En un parpadeo llega la hora de embarcar y entonces, ella se echa a llorar. No recuerdas cuando fue la última vez que lloró adelante tuyo sin molestarse en ocultar sus lágrimas y te sorprendes al pensar que nunca te ha parecido tan crecida hasta ese momento, cuando aun con las lágrimas rodándole por las mejillas sigue pareciendo una mujer adulta. Abraza primero a su padre y lo estrecha con fuerza. Él le acaricia el cabello, derramando también unas cuantas lágrimas pese a que jamás fue dado a mostrar sus sentimientos en público. En un instante sus cálidos brazos rodean tu cuello, un torrente de palabras mezclándose con los sollozos. Lo siento, mamá, lo siento tanto, te tendría que haber dicho antes, te tendría que haber contado, tenía miedo, tanto miedo, pensé que así era mejor, perdoname, mamá, te quiero, te voy a buscar en cuanto esto termine, por favor mamá perdoname, no lo hice a propósito, te quiero tanto...

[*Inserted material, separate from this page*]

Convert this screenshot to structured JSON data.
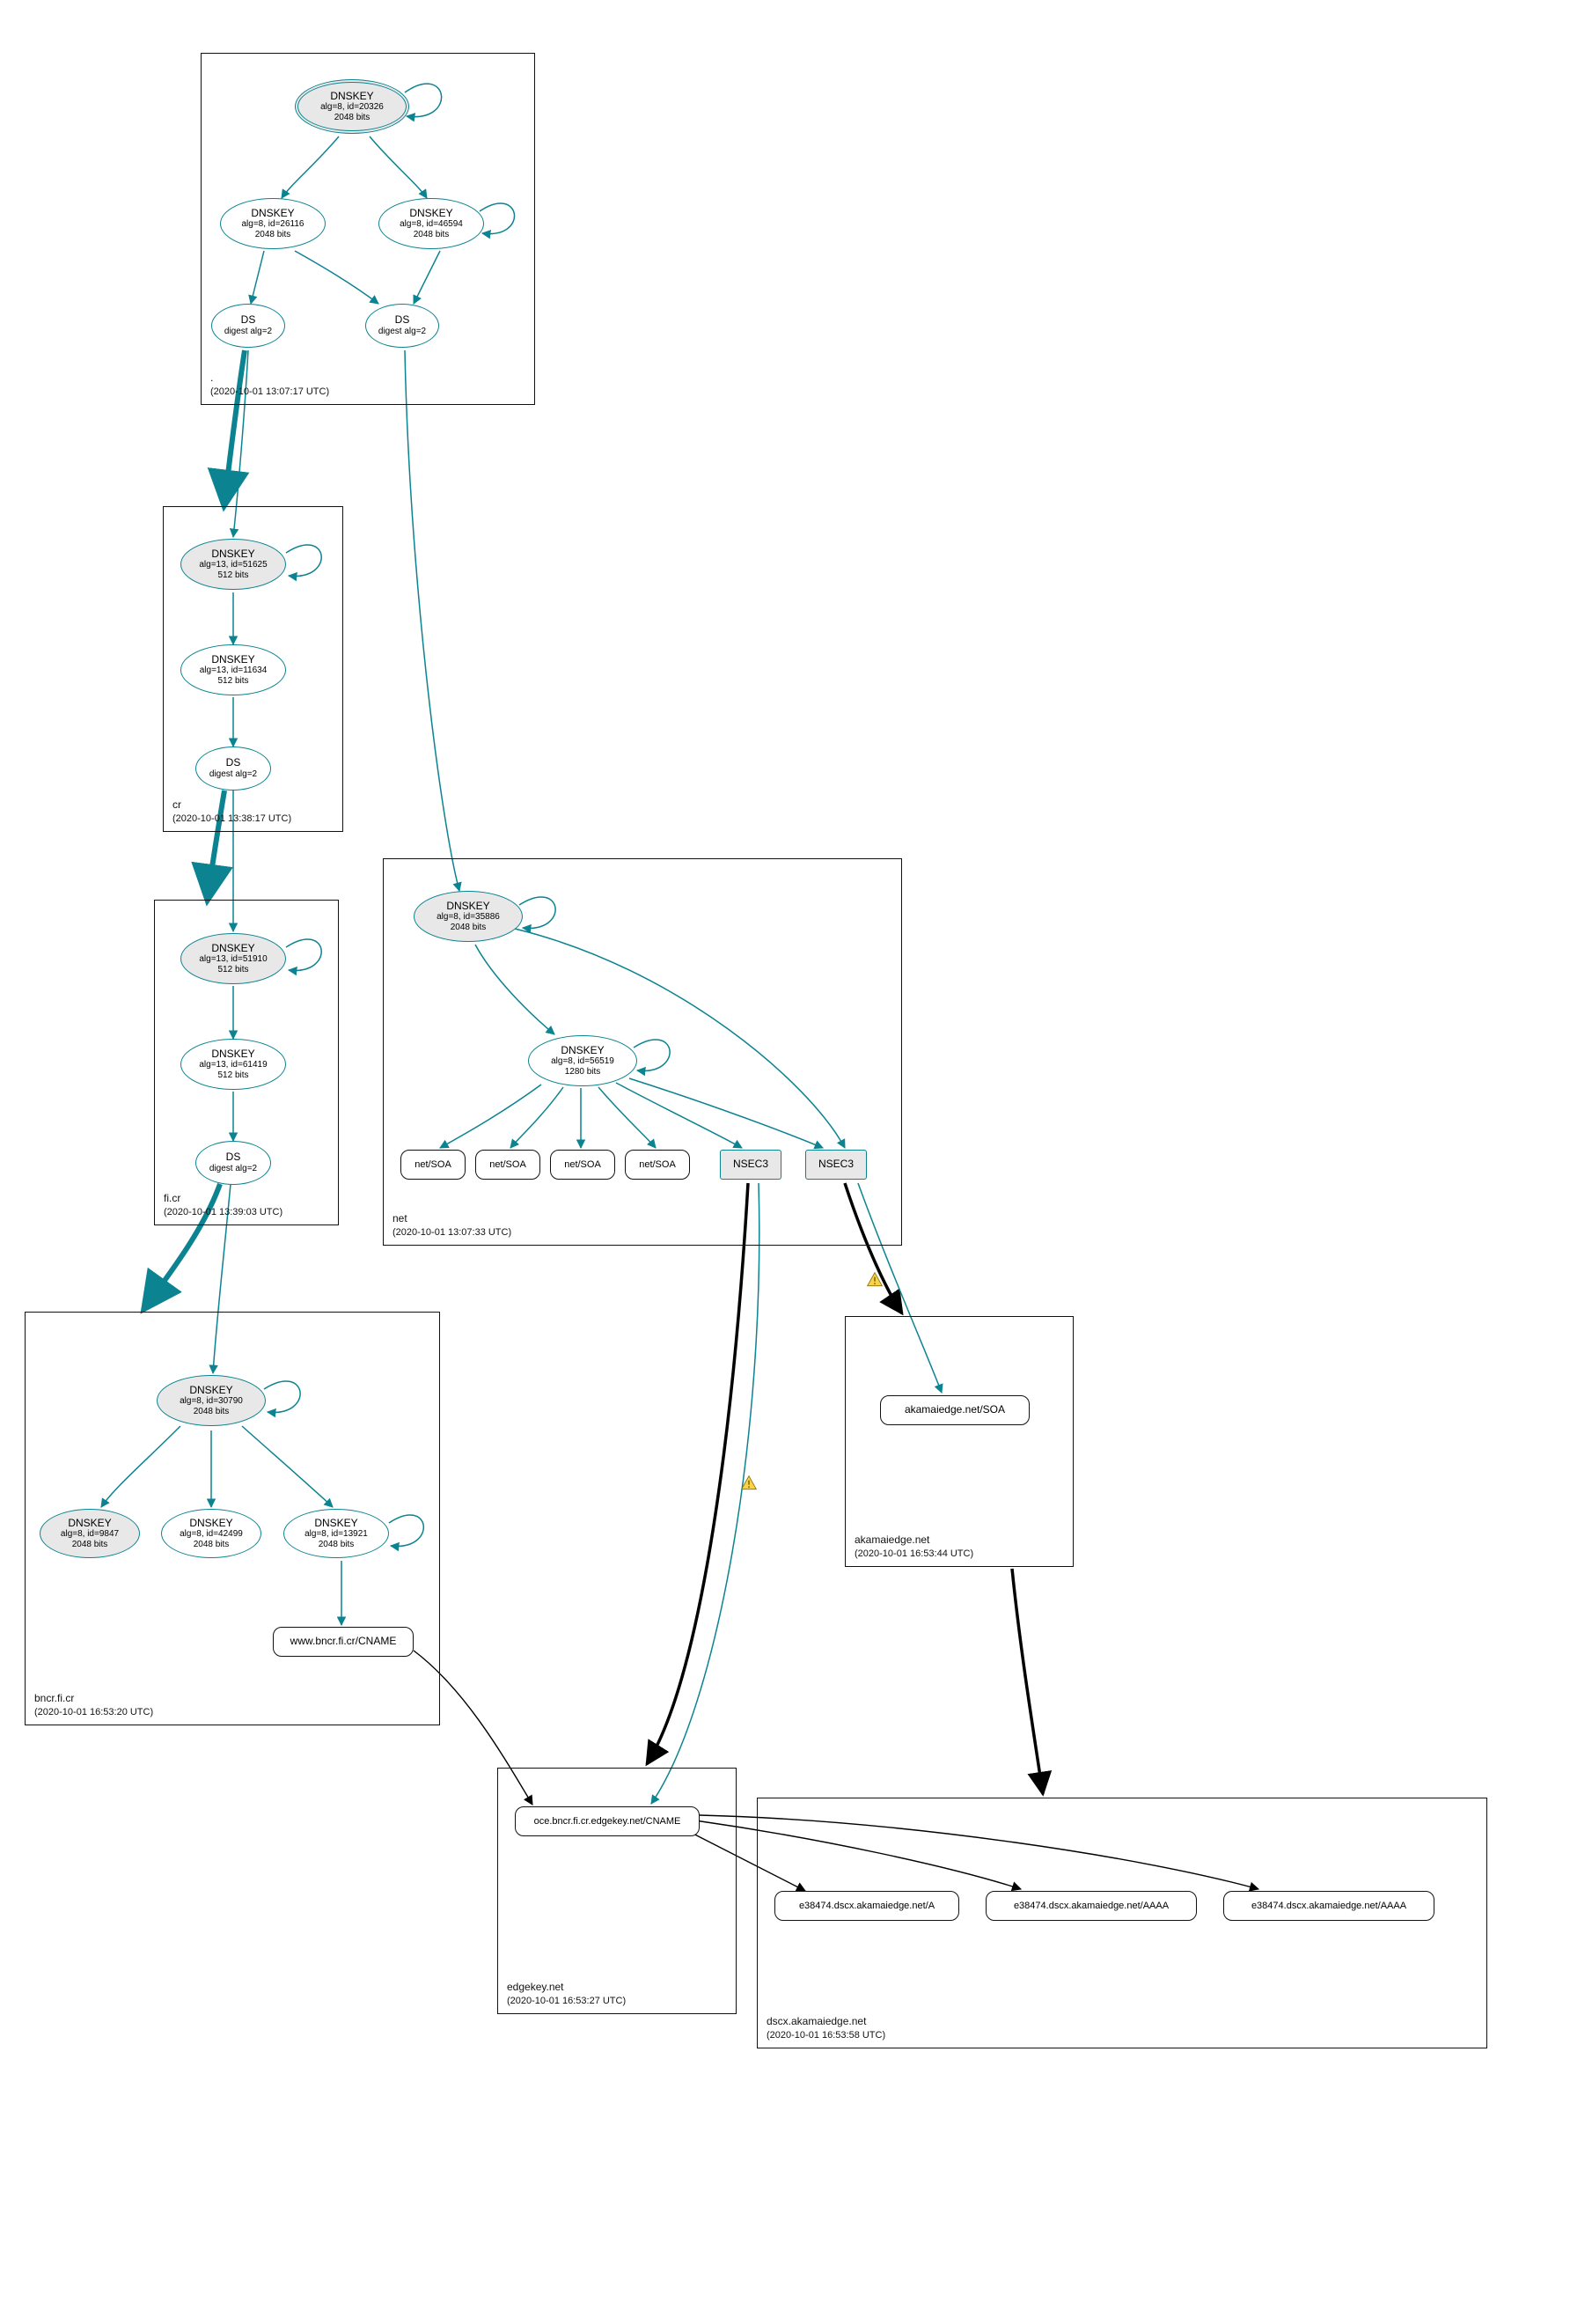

Tú la aprietas fuerte contra tu pecho, deseando poder conservarla así para siempre. Yo también te quiero, pequeña, y no importa, ya nos vamos a ver y vamos a hablar y a decirnos todo, chiquitita mía, estrellita, cuidate mucho, que mamá te quiere como a nada en el mundo¿sabes?

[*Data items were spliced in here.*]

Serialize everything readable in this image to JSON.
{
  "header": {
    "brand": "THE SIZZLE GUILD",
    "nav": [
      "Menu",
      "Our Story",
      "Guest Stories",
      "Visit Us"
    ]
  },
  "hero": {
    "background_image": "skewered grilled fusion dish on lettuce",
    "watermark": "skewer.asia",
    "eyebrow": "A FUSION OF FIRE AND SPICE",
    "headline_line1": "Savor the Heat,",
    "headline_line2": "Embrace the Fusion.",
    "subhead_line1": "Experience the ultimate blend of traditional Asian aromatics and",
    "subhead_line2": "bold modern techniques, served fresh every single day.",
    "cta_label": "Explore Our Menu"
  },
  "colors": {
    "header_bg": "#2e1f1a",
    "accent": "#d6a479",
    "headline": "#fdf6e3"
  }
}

Demasiado pronto llaman por última vez a embarcar, y podrías jurar que el dolor de separarte de tu hija es físico. Al traspasar la puerta la miras una última vez, su cara anegada en lágrimas, su mano agitándose en señal de despedida. Le arrojas un beso que ella ataja con la mano, que se lleva a la mejilla. Pronto la volverás a ver, pero eso no significa que no te parta el corazón dejarla atrás.

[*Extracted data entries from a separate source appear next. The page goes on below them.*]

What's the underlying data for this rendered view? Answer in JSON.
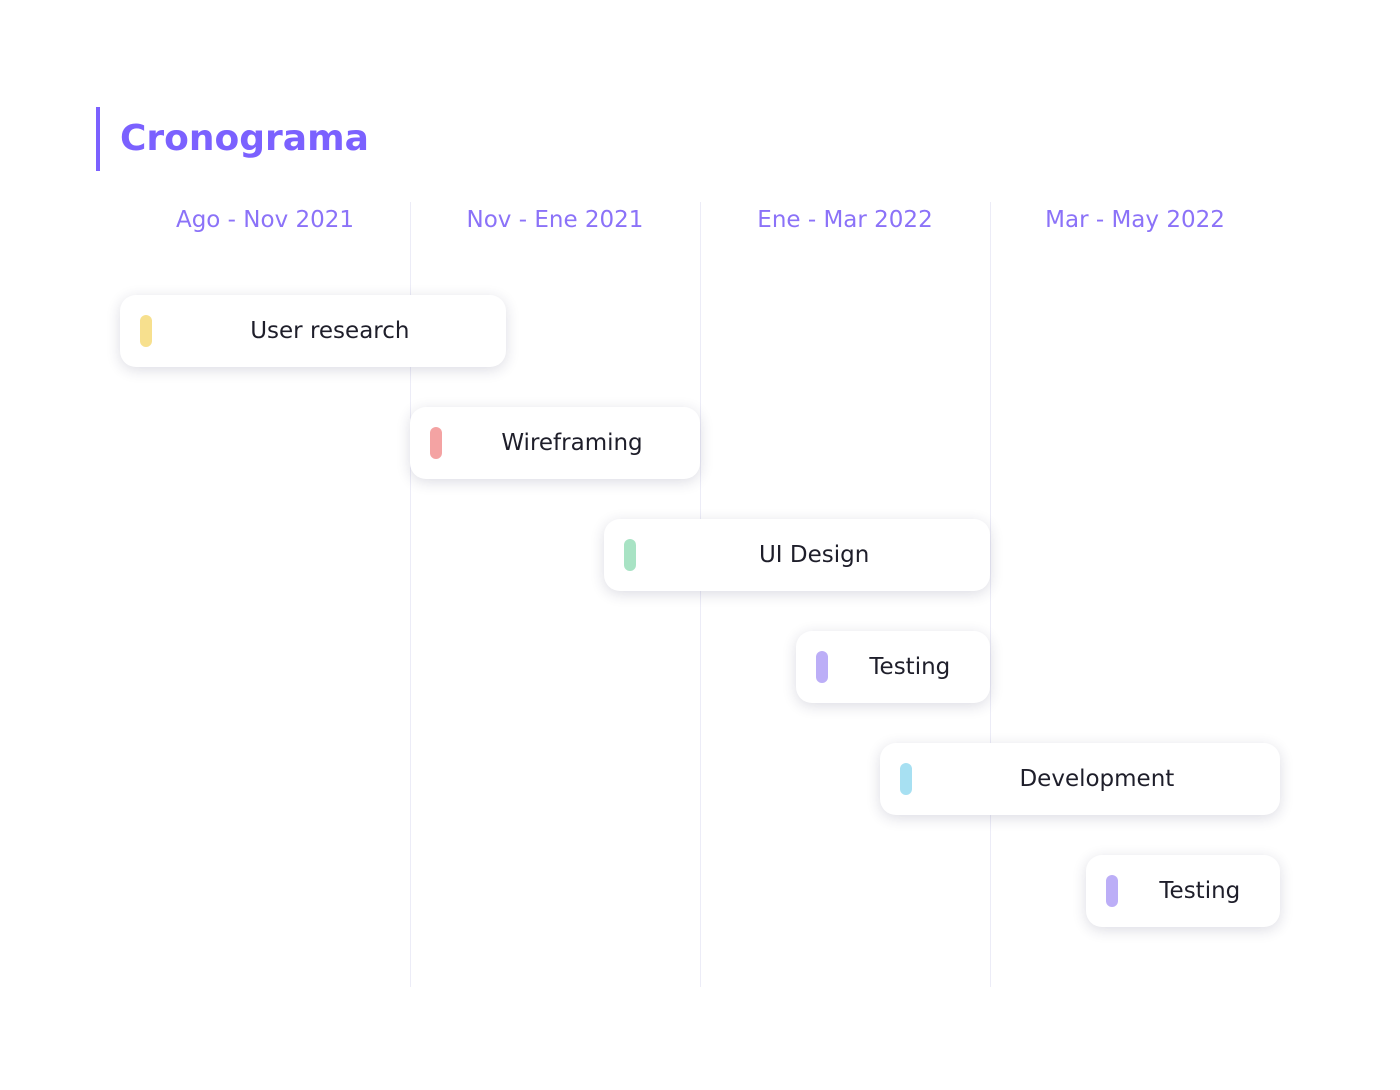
{
  "title": "Cronograma",
  "accent_color": "#7b61ff",
  "columns": [
    {
      "label": "Ago - Nov 2021"
    },
    {
      "label": "Nov - Ene 2021"
    },
    {
      "label": "Ene - Mar 2022"
    },
    {
      "label": "Mar - May 2022"
    }
  ],
  "tasks": [
    {
      "label": "User research",
      "color": "#f7e08e",
      "start": 0.0,
      "end": 1.33
    },
    {
      "label": "Wireframing",
      "color": "#f4a3a3",
      "start": 1.0,
      "end": 2.0
    },
    {
      "label": "UI Design",
      "color": "#a8e3c4",
      "start": 1.67,
      "end": 3.0
    },
    {
      "label": "Testing",
      "color": "#bcaef7",
      "start": 2.33,
      "end": 3.0
    },
    {
      "label": "Development",
      "color": "#a7e0f2",
      "start": 2.62,
      "end": 4.0
    },
    {
      "label": "Testing",
      "color": "#bcaef7",
      "start": 3.33,
      "end": 4.0
    }
  ]
}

Sentada en el fondo del avión, nunca alcanzas a ver a los hombres con túnicas negras y máscaras blancas que corren hacia el avión agitando sus armas de madera, y cuando el letal fulgor esmeralda envuelve lo que se convertirá en tu ataúd de metal, tú tienes los ojos fijos en una fotografía de tu niña que aprietas en la mano, una fotografía donde tiene el pelo largo y los dientes de conejo, una foto donde tu hija será eternamente niña, eternamente tuya.